Each time a truck pulled into the parking lot of the Costa Mesa Job

Center, where roughly two dozen other day laborers chatted and read,

48-year-old Apolinar Diaz raised a small, crumpled, blue scrap of paper

printed with the number 84 in the air. The 83 men in line before him

would have to be hired before he would have any chance to work.

“If I don’t work, I don’t eat,” Diaz said in his native Spanish. He

squinted, deepening the wrinkles on his forehead. “Me and the others are

willing to do the dirtiest, most dangerous work for very little money. We

won’t say no.”

The job center -- a city-sponsored kiosk on Placentia Avenue where day

laborers can legally solicit carpentry, moving, gardening and house

painting jobs for $5.75 to $15 dollars an hour -- is open daily from 6

a.m. to 2 p.m.

The City Council will discuss whether to close the center at 11 a.m. each

morning and entirely on Sundays at its budget meeting Monday.

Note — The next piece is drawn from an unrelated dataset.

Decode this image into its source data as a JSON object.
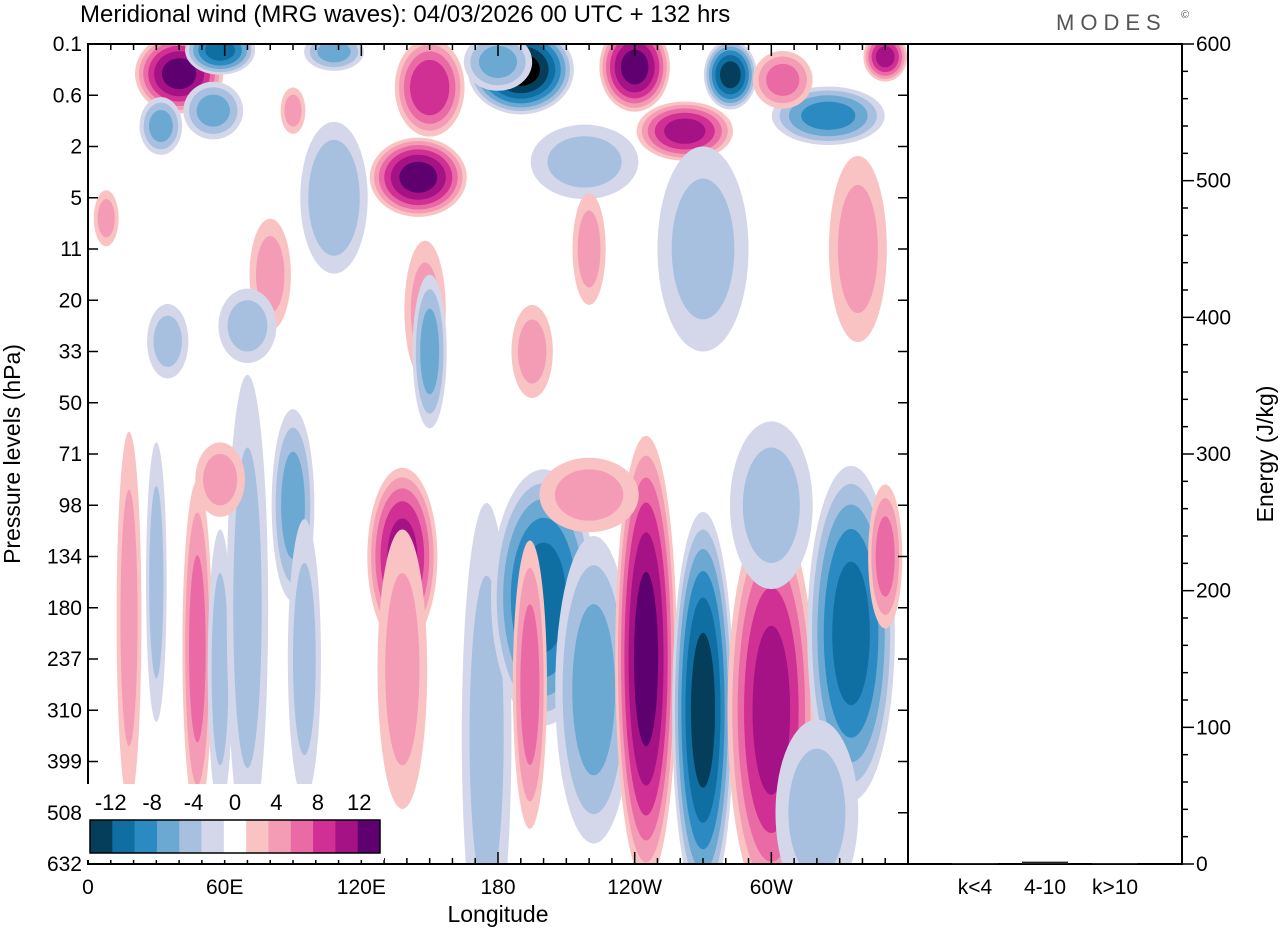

Doing so

would save the city an estimated $32,000 annually.

The move would restore the center to its original hours, which the

council expanded in January. A new Home Depot store opened on Harbor

Boulevard and the council anticipated day laborers seeking work from

shopping contractors would flock to it and intimidate customers.

Another Home Depot just across the Santa Ana city border on Harbor

Boulevard experienced such problems.

“In my experience, there hasn’t been a day laborer problem in Costa Mesa,

so we should cut back hours,” said City Councilman Joe Erickson.

But everyone waiting for work at the job center Thursday -- and the two

city employees who supervise its operation -- said the city would

preclude dozens of workers from finding work each day if it cut the

center’s hours.

“We’ll be out on the corners, parks and in 7-Elevens,” said Richard

Grisham, a day laborer who has sought work at the center for more than 12

years. “I don’t think the council wants that.”

Each morning, nearly 200 men are lined up at the job center by 6 a.m.

Those in front of the line get the first choice of jobs. Many arrived

hours earlier to ensure employment.

On Thursday, between 11 a.m. and noon, at least seven employers hired

more than 15 laborers.

“It wouldn’t be fair to the people searching for work or the workers if

the city cut back on hours,” said Jovita Guthrie, who helps run the

center.

City officials said they would wait to see if more day laborers have been

frequenting the center since January before recommending that the council

reduce its hours.

But Diaz, who after eight years of seeking work at the center has become

an unofficial leader and spokesman for the workers, wants the council to

listen to the laborers -- who are also constituents.

“Do it for us and do it for the people who want cheap, quality labor,” he

said. “We provide a service. We are important. We live in Costa Mesa.”